II. Managing Tropical Cyclones and Flooding

A. Cyclones:

• Monitoring and Warning: Using satellites and weather stations to track the storm's path and wind speed, allowing for several days of warning.
• Structure of Buildings: Strengthening buildings, especially roofs and windows, to withstand high winds.
• Evacuation: Issuing mandatory evacuation orders for low-lying or coastal areas, directing people to *emergency shelters*.
• Disaster Preparation: Taping windows, securing outdoor objects, having emergency kits ready.

B. Flooding:

• Monitoring: Using storm hydrographs to monitor river levels. If levels rise too quickly, warnings are issued.
• Hard Engineering Flood Management Techniques: Building *dams* (to hold back water), *levees* (high river banks), and *flood barriers*.
• Soft Engineering Flood Management Techniques: Using natural methods like maintaining vegetation cover, creating *washlands* (areas deliberately flooded to protect urban areas), and dredging rivers.
• Response: Rescue operations and providing safe, temporary *shelters*.

III. Managing Drought

Managing drought focuses heavily on long-term planning related to water supply and conservation.

A. Monitoring and Conservation:

• Monitoring: Tracking rainfall levels and soil moisture over long periods.
• Water Conservation: Educating the public and farmers about efficient water use. Strategies include using trickle drip irrigation instead of sprinklers, fixing leaks, and reducing domestic water usage.

B. Increasing Water Supply:

• Dams and Reservoirs: Building large storage facilities, although these can have major environmental impacts.
• Wells and Aquifers: Pumping groundwater from natural underground rock layers (*aquifers*).
• Water Transfer Schemes: Moving water from water-rich regions to water-poor regions (like pipelines or canals).
• Desalination: Removing salt from seawater to make it potable (drinkable). This is expensive and energy-intensive.
• Rainwater Harvesting: Collecting and storing rainwater, especially in rural areas.

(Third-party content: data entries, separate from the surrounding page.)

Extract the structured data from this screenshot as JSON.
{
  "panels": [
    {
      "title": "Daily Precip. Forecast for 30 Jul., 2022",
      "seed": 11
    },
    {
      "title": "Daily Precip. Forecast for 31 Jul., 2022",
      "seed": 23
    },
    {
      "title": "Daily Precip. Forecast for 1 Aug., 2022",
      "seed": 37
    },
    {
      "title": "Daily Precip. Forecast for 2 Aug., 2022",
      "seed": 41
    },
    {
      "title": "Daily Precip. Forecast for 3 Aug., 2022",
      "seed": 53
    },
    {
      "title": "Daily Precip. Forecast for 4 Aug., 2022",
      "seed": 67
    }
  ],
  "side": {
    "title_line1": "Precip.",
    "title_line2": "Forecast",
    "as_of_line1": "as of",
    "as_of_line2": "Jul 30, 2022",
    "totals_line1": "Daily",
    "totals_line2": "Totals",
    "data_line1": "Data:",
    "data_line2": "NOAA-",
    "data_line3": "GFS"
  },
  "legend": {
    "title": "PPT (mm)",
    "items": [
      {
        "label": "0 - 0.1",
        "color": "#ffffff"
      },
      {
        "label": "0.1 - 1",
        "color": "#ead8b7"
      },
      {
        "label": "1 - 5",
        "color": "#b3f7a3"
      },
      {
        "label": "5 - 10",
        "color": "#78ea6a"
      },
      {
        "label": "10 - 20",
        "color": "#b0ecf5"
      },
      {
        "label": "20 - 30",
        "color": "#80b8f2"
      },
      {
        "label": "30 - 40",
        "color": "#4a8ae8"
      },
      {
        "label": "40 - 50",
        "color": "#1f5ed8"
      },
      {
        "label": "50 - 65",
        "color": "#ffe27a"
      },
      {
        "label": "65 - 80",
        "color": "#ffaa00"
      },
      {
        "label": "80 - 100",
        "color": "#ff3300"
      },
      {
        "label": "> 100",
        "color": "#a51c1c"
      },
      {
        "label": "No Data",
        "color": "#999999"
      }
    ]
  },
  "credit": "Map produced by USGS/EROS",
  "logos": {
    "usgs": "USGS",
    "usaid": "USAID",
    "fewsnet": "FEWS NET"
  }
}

C. Response: Providing emergency water supplies and requesting international aid for food and funds.

IV. Comparison: MEDCs vs. LEDCs Case Studies

When studying how countries manage tectonic events (or any hazard), you must compare More Economically Developed Countries (MEDCs) and Less Economically Developed Countries (LEDCs).

	MEDCs (e.g., Japan, USA)	LEDCs (e.g., Haiti, Pakistan)
Prevention & Mitigation (Before)	High investment in *monitoring technology*, strict *land use zoning*, and *advanced building structures*. Focus on reducing the hazard's impact before it strikes.	Low investment due to cost. Less effective building codes. Monitoring equipment is often lacking or poorly maintained.
Response (During)	Highly trained emergency services, quick coordination, well-rehearsed evacuation drills, established emergency supply networks.	Slower response, poor infrastructure makes rescue difficult, and reliance on international help for immediate relief.
Recovery (After)	Governments have the wealth to finance rapid rebuilding and provide quick financial support to affected citizens.	Recovery is very slow; often dependent on long-term *international aid* which can take time to arrive and distribute.

SECTION 6.7: Opportunities Presented by Natural Hazards

It sounds strange, but natural hazards can sometimes create positive opportunities!

I. Opportunities from Volcanic Activity

• Fertile Soils: Volcanic ash, over time, breaks down into nutrient-rich soil called *alluvium*. This makes the land around volcanoes incredibly productive for agriculture.
• Extraction of Minerals: Volcanoes bring valuable *minerals* (like sulfur, copper, gold) closer to the Earth’s surface where they can be mined.
• Geothermal Energy Resources: Heat from underground magma can be used to generate clean electricity (steam turns turbines). Iceland is a great example of a country that relies heavily on geothermal power.

II. Opportunities from Flooding

• Deposition of Silt on Farmland: When rivers flood their banks, they deposit fine, nutrient-rich sediment (*silt*) onto the adjacent farmland. This natural fertilisation greatly improves soil quality and increases crop yields (historically crucial in river valleys like the Nile).